Étonnante Lucile Richardot ! Et toujours prête à surprendre. Soliste réputée, la contralto française n’a jamais caché son affection pour la pratique de l’ensemble vocal – on se rappelle, entre autres, sa collaboration avec Sébastien Daucé et Correspondances. Formidable dans Marc-Antoine Charpentier ou Pergolesi, elle ne l’est pas moins lorsque, comme ici, elle cède aux charmes de Luciano Berio (1925-2003). Attention, toutefois, ce disque n’est pas un récital au sens propre, puisque la cantatrice partage l’affiche avec le chœur Les Cris de Paris, fondé et dirigé par Geoffroy Jourdain.

Seule, Lucile Richardot ouvre l’album, gravé en studio, en juin et novembre 2020, avec la fameuse Sequenza III. Maîtrise de la rythmique, de l’intensité, des couleurs, elle passe du cri au chuchotement, du borborygme au mot, avec un aplomb incroyable. Seule, encore, elle délivre, des non moins fameux Folk Songs, une vision de toute beauté, poétique, émouvante – et l’on remarquera la subtilité et la variété de l’instrumentation, qui contribue à créer une séduisante diversité d’atmosphères.

Elle convainc moins dans Michelle II (d’après la chanson Michelle de Lennon/McCartney), sauf erreur arrangée par Guy Boyer, dans les Beatles Arias interprétés par Cathy Berberian, sur un disque publié en France par Fontana, en 1967. Plus chanteuse que diseuse, on regrette que Lucile Richardot semble alors privilégier l’hédonisme vocal sur la simplicité du sentiment.

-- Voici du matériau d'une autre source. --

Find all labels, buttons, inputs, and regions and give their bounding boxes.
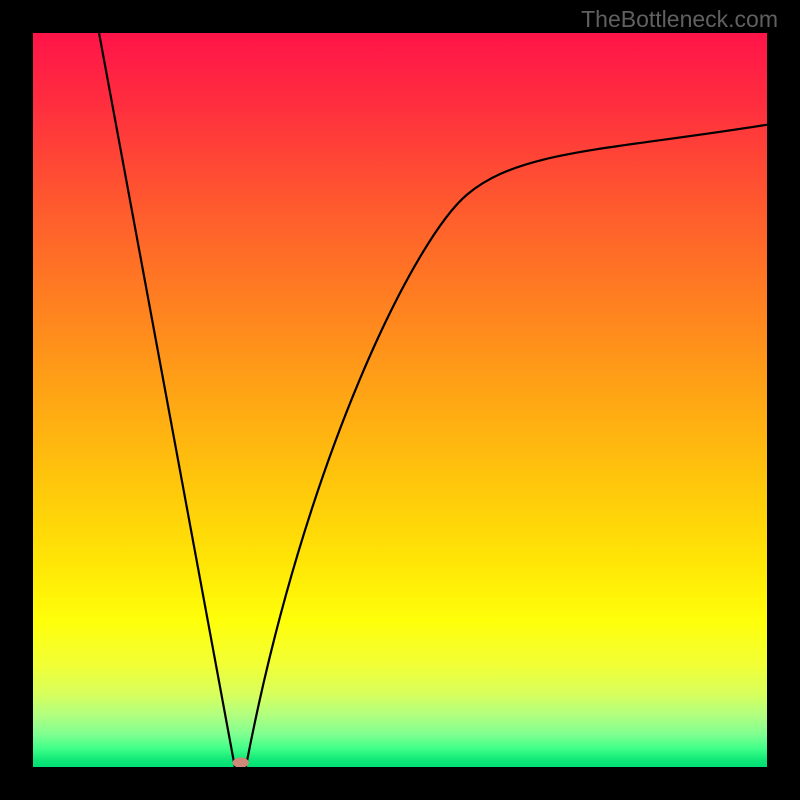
bottleneck-chart xyxy=(33,33,767,767)
watermark-text: TheBottleneck.com xyxy=(581,6,778,33)
gradient-background xyxy=(33,33,767,767)
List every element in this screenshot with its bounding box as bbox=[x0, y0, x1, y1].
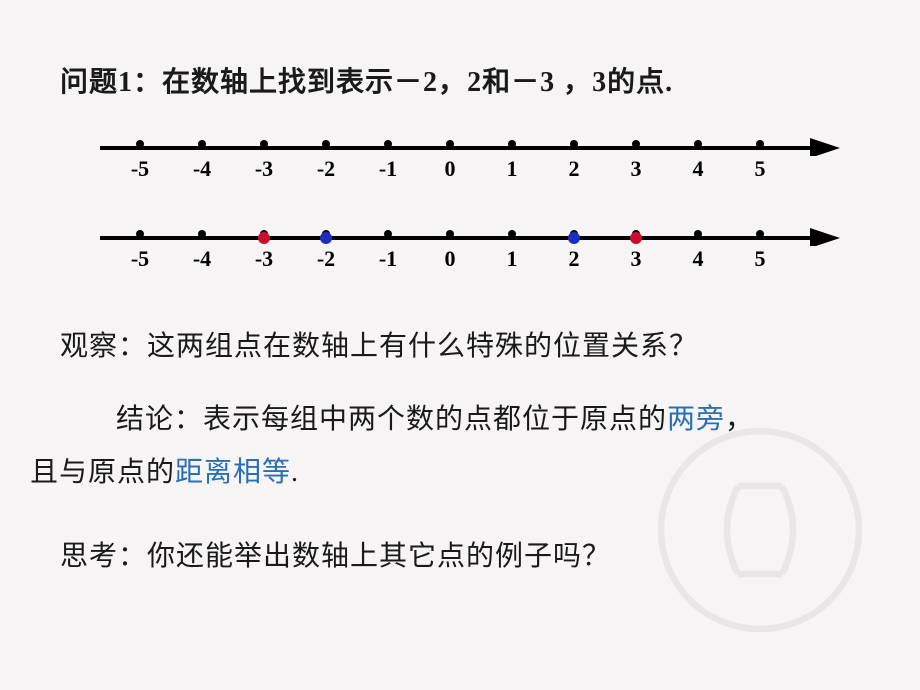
think-text: 你还能举出数轴上其它点的例子吗？ bbox=[147, 541, 611, 572]
highlight-point bbox=[320, 232, 332, 244]
conclusion: 结论：表示每组中两个数的点都位于原点的两旁， 且与原点的距离相等. bbox=[30, 393, 890, 499]
q1-prefix: 问题1： bbox=[60, 67, 162, 98]
numberline-2: -5 -4 -3 -2 -1 0 1 2 3 4 5 bbox=[80, 220, 840, 280]
observation: 观察：这两组点在数轴上有什么特殊的位置关系？ bbox=[60, 320, 890, 373]
q1-neg3: －3 bbox=[511, 67, 563, 98]
tick-label: 0 bbox=[445, 156, 456, 182]
q1-comma2: ， bbox=[563, 67, 592, 98]
numberlines: -5 -4 -3 -2 -1 0 1 2 3 4 5 -5 -4 -3 -2 -1 0 1 2 3 4 5 bbox=[30, 130, 890, 280]
numberline-labels: -5 -4 -3 -2 -1 0 1 2 3 4 5 bbox=[80, 246, 840, 276]
concl-seg1: 表示每组中两个数的点都位于原点的 bbox=[203, 404, 667, 435]
question-1: 问题1：在数轴上找到表示－2，2和－3 ，3的点. bbox=[60, 60, 890, 100]
highlight-point bbox=[258, 232, 270, 244]
q1-pos2: 2 bbox=[467, 67, 482, 98]
tick-label: 5 bbox=[755, 246, 766, 272]
tick-label: -1 bbox=[379, 156, 397, 182]
concl-seg2: ， bbox=[725, 404, 754, 435]
tick-label: 4 bbox=[693, 246, 704, 272]
tick-label: 4 bbox=[693, 156, 704, 182]
q1-pos3: 3 bbox=[592, 67, 607, 98]
think-prefix: 思考： bbox=[60, 541, 147, 572]
conclusion-line2: 且与原点的距离相等. bbox=[30, 446, 890, 499]
obs-prefix: 观察： bbox=[60, 331, 147, 362]
obs-text: 这两组点在数轴上有什么特殊的位置关系？ bbox=[147, 331, 698, 362]
numberline-svg bbox=[80, 220, 840, 246]
tick-label: -2 bbox=[317, 246, 335, 272]
concl-hl1: 两旁 bbox=[667, 404, 725, 435]
slide: 问题1：在数轴上找到表示－2，2和－3 ，3的点. -5-4-3-2-10123… bbox=[0, 0, 920, 690]
tick-label: 2 bbox=[569, 156, 580, 182]
q1-neg2: －2 bbox=[394, 67, 438, 98]
q1-comma1: ， bbox=[438, 67, 467, 98]
tick-label: -5 bbox=[131, 156, 149, 182]
highlight-point bbox=[630, 232, 642, 244]
q1-body-a: 在数轴上找到表示 bbox=[162, 67, 394, 98]
highlight-point bbox=[568, 232, 580, 244]
numberline-labels: -5 -4 -3 -2 -1 0 1 2 3 4 5 bbox=[80, 156, 840, 186]
numberline-1: -5 -4 -3 -2 -1 0 1 2 3 4 5 bbox=[80, 130, 840, 190]
tick-label: -4 bbox=[193, 156, 211, 182]
tick-label: -5 bbox=[131, 246, 149, 272]
tick-label: -2 bbox=[317, 156, 335, 182]
tick-label: -4 bbox=[193, 246, 211, 272]
tick-label: -3 bbox=[255, 156, 273, 182]
concl-hl2: 距离相等 bbox=[175, 457, 291, 488]
q1-and: 和 bbox=[482, 67, 511, 98]
tick-label: 0 bbox=[445, 246, 456, 272]
tick-label: 1 bbox=[507, 156, 518, 182]
concl-line2b: . bbox=[291, 457, 299, 488]
tick-label: 3 bbox=[631, 156, 642, 182]
tick-label: -1 bbox=[379, 246, 397, 272]
tick-label: -3 bbox=[255, 246, 273, 272]
concl-prefix: 结论： bbox=[116, 404, 203, 435]
q1-tail: 的点. bbox=[607, 67, 673, 98]
conclusion-line1: 结论：表示每组中两个数的点都位于原点的两旁， bbox=[60, 393, 890, 446]
tick-label: 2 bbox=[569, 246, 580, 272]
numberline-svg bbox=[80, 130, 840, 156]
concl-line2a: 且与原点的 bbox=[30, 457, 175, 488]
think: 思考：你还能举出数轴上其它点的例子吗？ bbox=[60, 530, 890, 583]
tick-label: 5 bbox=[755, 156, 766, 182]
tick-label: 1 bbox=[507, 246, 518, 272]
tick-label: 3 bbox=[631, 246, 642, 272]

À Geoffroy Jourdain et ses complices, reviennent les pittoresques Cries of London, dans la version révisée pour huit voix de 1976, hommage aux polyphonies de la Renaissance et aux « abbagnate », chants de marchands siciliens. Puis le bouleversant O King, déchirant dans sa nudité – suite de phonèmes et de syllabes, jusqu’à ce que soit révélé le nom de Martin Luther King. Et enfin, deux brefs morceaux : There is no tune et, surtout, E si fussi pisci, rêveur et amoureux.

Partout, toujours, la musicalité des interprètes (et une précision qui n’apparaît jamais comme une contrainte), l’homogénéité du son, sont impeccables. Tout cela est beau, très beau, presque trop beau, comme si la recherche de la perfection l’emportait sur la spontanéité. Ce qui n’empêche pas ce disque de clamer, haut et fort, l’amour fou du compositeur italien pour la voix.

Une autre de ses qualités, et non des moindres : il est très accessible, y compris pour les oreilles qui pourraient être réfractaires à une musique encore supposée trop « contemporaine » pour certains. Pour Lucile Richardot, pour Les Cris de Paris et Geoffroy Jourdain, il faut l’écouter ; pour Luciano Berio aussi, dont il confirme qu’il est désormais un classique.